3) ALORS QUE l'irrégularité de la mise en demeure n'affecte pas la procédure de contrôle ; qu'en l'espèce, l'Urssaf avait parfaitement respecté les exigences de l'article R.243-59 du code de la sécurité sociale à l'occasion de la procédure de contrôle de l'établissement de Rennes de la société Pomona Episaveurs, notamment en adressant au siège social de la société cotisante un avis de contrôle daté du 17 février 2012 et une lettre d'observations du 19 octobre 2012 comportant l'ensemble des mentions prescrites par l'article R.243-59 du code de la sécurité sociale, de sorte que la procédure de contrôle était régulière ; que seule la mise en demeure du 12 décembre 2012 avait été adressée non pas au siège social de la société Pomona Episaveurs, mais à son établissement de Rennes objet du contrôle, de sorte que seule la procédure de mise en recouvrement était éventuellement affectée par cette irrégularité ; qu'en se bornant à retenir que l'Urssaf de Bretagne avait adressé la mise en demeure du 12 décembre 2012 à l'établissement de Rennes contrôlé en lieu et place du siège social de la société Pomona Episaveurs pour considérer que l'organisme exposant avait méconnu le principe du contradictoire et prononcer la nullité tant de la procédure de mise en recouvrement que de la procédure de contrôle, sans caractériser la violation du principe du contradictoire dans la procédure de contrôle, la cour d'appel a privé sa décision de base légale au regard des articles L.244-2 et R.243-59 du code de la sécurité sociale.

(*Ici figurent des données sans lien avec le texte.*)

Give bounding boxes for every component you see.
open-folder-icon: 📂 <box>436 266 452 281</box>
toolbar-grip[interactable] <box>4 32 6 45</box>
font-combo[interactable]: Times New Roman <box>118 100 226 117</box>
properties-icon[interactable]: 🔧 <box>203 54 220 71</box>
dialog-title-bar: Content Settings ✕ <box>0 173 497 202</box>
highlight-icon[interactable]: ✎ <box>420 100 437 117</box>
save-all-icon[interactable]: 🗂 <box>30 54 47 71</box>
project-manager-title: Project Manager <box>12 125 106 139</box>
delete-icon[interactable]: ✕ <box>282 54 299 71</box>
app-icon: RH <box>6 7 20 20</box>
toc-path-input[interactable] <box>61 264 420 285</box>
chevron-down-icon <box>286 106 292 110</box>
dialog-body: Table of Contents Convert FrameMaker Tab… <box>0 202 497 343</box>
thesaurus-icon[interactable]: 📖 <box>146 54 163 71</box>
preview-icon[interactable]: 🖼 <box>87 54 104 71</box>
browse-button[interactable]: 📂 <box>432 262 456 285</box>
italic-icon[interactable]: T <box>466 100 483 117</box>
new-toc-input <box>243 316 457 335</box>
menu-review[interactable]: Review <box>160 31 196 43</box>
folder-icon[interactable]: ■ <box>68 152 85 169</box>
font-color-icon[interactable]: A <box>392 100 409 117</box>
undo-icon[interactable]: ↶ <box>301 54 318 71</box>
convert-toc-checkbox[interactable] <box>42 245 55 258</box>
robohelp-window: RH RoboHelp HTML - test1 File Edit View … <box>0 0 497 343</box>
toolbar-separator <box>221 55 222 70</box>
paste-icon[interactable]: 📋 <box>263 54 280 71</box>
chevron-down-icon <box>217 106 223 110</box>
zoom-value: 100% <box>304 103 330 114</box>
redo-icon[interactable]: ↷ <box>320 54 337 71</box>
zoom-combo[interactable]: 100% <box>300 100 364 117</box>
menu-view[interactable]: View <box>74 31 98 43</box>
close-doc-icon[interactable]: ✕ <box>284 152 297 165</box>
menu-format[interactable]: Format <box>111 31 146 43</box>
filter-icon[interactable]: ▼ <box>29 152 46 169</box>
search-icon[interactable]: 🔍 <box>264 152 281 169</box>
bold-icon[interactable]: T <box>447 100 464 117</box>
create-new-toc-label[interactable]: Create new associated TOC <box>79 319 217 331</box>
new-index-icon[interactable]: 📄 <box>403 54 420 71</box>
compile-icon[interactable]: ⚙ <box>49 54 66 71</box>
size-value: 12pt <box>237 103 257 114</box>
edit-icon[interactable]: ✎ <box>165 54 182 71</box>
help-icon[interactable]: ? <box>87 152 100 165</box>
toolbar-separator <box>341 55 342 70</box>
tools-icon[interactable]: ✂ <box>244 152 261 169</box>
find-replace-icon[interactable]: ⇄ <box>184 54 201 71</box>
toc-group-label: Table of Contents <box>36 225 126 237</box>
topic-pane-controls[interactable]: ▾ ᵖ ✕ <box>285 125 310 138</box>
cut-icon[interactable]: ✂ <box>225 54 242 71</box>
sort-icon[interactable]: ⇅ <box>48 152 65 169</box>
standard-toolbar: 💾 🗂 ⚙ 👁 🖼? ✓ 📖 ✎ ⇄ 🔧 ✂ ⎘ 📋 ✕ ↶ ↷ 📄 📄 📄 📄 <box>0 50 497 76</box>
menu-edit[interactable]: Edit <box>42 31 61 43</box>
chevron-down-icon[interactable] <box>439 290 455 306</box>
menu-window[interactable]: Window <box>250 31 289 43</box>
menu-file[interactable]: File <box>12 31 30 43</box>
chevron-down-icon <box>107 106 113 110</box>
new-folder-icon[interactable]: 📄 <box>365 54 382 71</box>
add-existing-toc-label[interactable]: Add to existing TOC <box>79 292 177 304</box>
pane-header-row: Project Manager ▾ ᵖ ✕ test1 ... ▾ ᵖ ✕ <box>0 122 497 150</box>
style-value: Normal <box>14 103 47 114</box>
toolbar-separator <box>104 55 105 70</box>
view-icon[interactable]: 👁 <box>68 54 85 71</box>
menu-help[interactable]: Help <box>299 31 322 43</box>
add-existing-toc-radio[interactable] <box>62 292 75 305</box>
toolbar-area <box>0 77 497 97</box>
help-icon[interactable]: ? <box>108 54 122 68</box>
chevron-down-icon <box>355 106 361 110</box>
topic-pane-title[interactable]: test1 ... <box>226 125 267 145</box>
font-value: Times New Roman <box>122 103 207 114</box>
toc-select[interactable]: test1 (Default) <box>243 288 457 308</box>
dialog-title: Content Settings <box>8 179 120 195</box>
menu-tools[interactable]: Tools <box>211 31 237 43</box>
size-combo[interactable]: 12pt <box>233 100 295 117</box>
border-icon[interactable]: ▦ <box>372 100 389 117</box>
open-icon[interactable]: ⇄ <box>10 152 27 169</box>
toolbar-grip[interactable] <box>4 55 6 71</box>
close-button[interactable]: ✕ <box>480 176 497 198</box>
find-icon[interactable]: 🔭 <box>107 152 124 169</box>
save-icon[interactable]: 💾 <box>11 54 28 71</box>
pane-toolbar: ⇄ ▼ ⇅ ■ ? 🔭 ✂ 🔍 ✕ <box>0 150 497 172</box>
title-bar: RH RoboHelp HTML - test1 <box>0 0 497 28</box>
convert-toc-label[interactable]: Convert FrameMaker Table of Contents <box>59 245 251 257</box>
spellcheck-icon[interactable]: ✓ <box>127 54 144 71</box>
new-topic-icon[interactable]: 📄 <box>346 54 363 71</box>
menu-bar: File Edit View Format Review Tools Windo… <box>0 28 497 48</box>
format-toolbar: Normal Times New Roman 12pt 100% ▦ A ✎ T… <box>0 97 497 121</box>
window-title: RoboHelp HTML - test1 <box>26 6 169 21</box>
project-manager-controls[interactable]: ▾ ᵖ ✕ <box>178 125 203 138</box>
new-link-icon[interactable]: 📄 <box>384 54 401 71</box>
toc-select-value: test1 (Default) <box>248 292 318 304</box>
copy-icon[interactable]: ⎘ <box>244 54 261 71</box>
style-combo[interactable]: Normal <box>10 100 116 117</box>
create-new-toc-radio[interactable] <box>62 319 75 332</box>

4) ALORS QUE le juge ne peut dénaturer les termes du litige ; qu'en l'espèce, l'Urssaf de Bretagne démontrait que la société Pomona Episaveurs avait demandé à l'Urssaf d'adresser les documents relatifs aux mises en recouvrement directement avec l'établissement de Rennes, ce qui n'était pas contesté par la société Pomona Episaveurs ni devant la commission de recours amiable, ni en première instance, ni dans ses conclusions d'appel ;
qu'en retenant que la société Pomona Episaveurs n'avait pas désigné l'établissement de Rennes afin de recevoir les mises en demeure ou actes liés au recouvrement pour dire irrégulière la procédure de contrôle, la cour d'appel a dénaturé les termes du litiges et violé les articles 4 et 5 du code de procédure civile.